Apple often cites its tight integration of hardware and software for its success. Startup Illumix is looking to do the same thing for AR gaming by building an AR platform for its apps.
Emerging from stealth mode on Tuesday, Illumix has closed a seed funding round of $8.6 million, which the company will apply towards developing its products and partnerships, as well as building its game development team. The company also announced plans to release two AR games in 2019, one with original intellectual property and another licensed from an established franchise.
Both games will use Illumix's own AR platform, which applies computer vision and machine learning to enable environmental understanding and real-time interaction with the player's physical space. The company claims its AR technology can achieve these capabilities in real time without the need for moving mobile devices back and forth to pre-map the environment.
"AR will drive the next transformation in how we view the world and our role in it. Illumix will give people freedom to break through to a larger, more unlimited reality. Illumix takes AR games beyond tabletop or geolocation by understanding and using the space around players more completely than ever before. More than developing only technology, our team is creating meaningful, compelling, and engaging AR user experiences," said Kirin Sinha, founder and CEO of Illumix.
While her professional experience is scant, Sinha has some impressive education credentials. She earned her undergraduate degree in theoretical math, electrical engineering, and computer science at the Massachusetts Institute of Technology in 2014 and continued her studies at the University of Cambridge, earning a Master's Degree in Mathematics in 2015. She also holds master's degrees from the London School of Economics and Political Science, where she focused her studies on machine learning, and Stanford University, where she studied business administration. Before starting Illumix in 2017, she founded SHINE for Girls, a non-profit that nurtures interest in mathematics among young women by pairing math with dance, while at MIT.
Venture capital firms Maveron and Lightspeed Venture Partners led the seed funding round, with other participants including Radar Partners, Unusual Ventures, and 451 Media, an entertainment company co-founded by film director Michael Bay (and a likely but unconfirmed candidate for the Illumix's licensed game).

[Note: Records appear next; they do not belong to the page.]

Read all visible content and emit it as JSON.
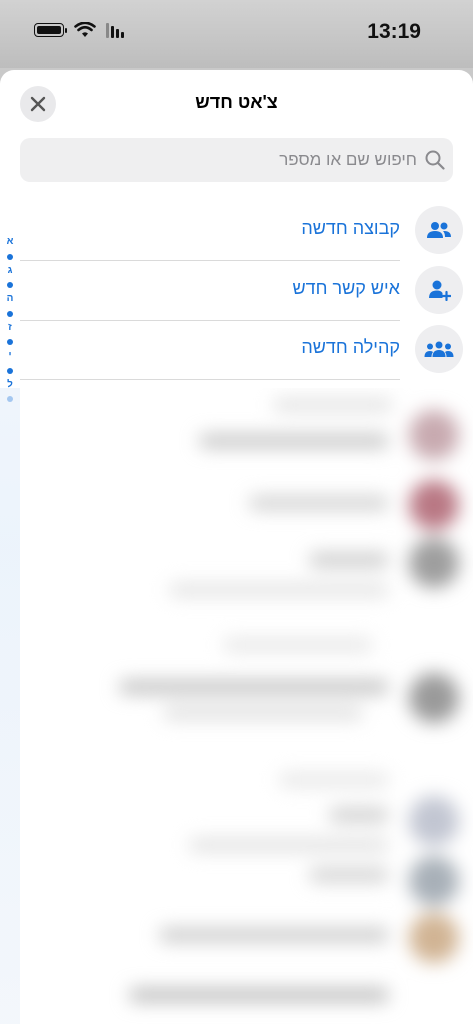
{
  "status_bar": {
    "time": "13:19"
  },
  "sheet": {
    "title": "צ'אט חדש",
    "search_placeholder": "חיפוש שם או מספר"
  },
  "actions": [
    {
      "label": "קבוצה חדשה",
      "icon": "group-icon"
    },
    {
      "label": "איש קשר חדש",
      "icon": "add-contact-icon"
    },
    {
      "label": "קהילה חדשה",
      "icon": "community-icon"
    }
  ],
  "index_letters": [
    "א",
    "ג",
    "ה",
    "ז",
    "י",
    "ל"
  ],
  "colors": {
    "accent": "#1a73d9",
    "sheet_bg": "#ffffff",
    "field_bg": "#efeff0"
  }
}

"In Kirin, we met a brilliant entrepreneur who is passionate about building a world-class gaming studio while redefining what is possible on mobile devices and with augmented reality. With the rapid evolution and adoption of augmented reality technology, we believe that Illumix is perfectly positioned to build the defining consumer brand in creating transformative mixed reality games that integrated into people's daily lives," said David Wu, partners at Maveron.
In a blog post, Lightspeed compares Illumix to Apple's ARKit and Google's ARCore as well as AR Cloud platforms Ubiquity6 and 6D.ai, but emphasizes vertically-integrated approach as an advantage in building AAA-quality games.
"First and foremost, we are a game company and not a tech provider," Sinha told Next Reality. "A key advantage is that technologically, we have focused always from the user point of view, asking ourselves what makes a great AR game and building backwards to the technology from there. Additionally, vertical integration with our games is a differentiator."
"Our 'product' at this time will be two games for mid-core gamers who we expect will respond to a more meaningful form of AR gaming, and we are laser-focused on that. I see a world where we open up our technology to other developers, but that's not our immediate focus," she said.
Without mentioning Pokémon GO developer Niantic by name, the investor also noted that the developer will differentiate itself from by building games in the style of traditional role-playing games (RPGs), instead of location-based gaming with AR elements added. Like Niantic, Illumix will also license popular media franchises (which is arguably the secret sauce behind Pokémon GO's success).
"At Lightspeed, we look for companies that will redefine the way we live and work. Illumix's team and vision, coupled with its custom technology, has the power to transform AR beyond novelty or companion experiences and define a new category in interactive entertainment," added Nicole Quinn, partner at Lightspeed.
So far, the gaming industry has yet to produce a blockbuster AR hit on the level of Pokémon GO, but that doesn't mean there isn't an addressable market to pursue.
According to the Newzoo Global Games Market Report, mobile gaming will claim half of the total gaming market, growing by more than 25% year over year to account for $70.3 billion. Considering that the consumer segment of AR is a mobile game, at least for the time being, backing a company that controls its own destiny with regards to the underlying AR technology as well as the games it produces appears to be a savvy play for the participating investors.
Interesting technology, perhaps suitable for AR headsets where waving a phone around isn't an option.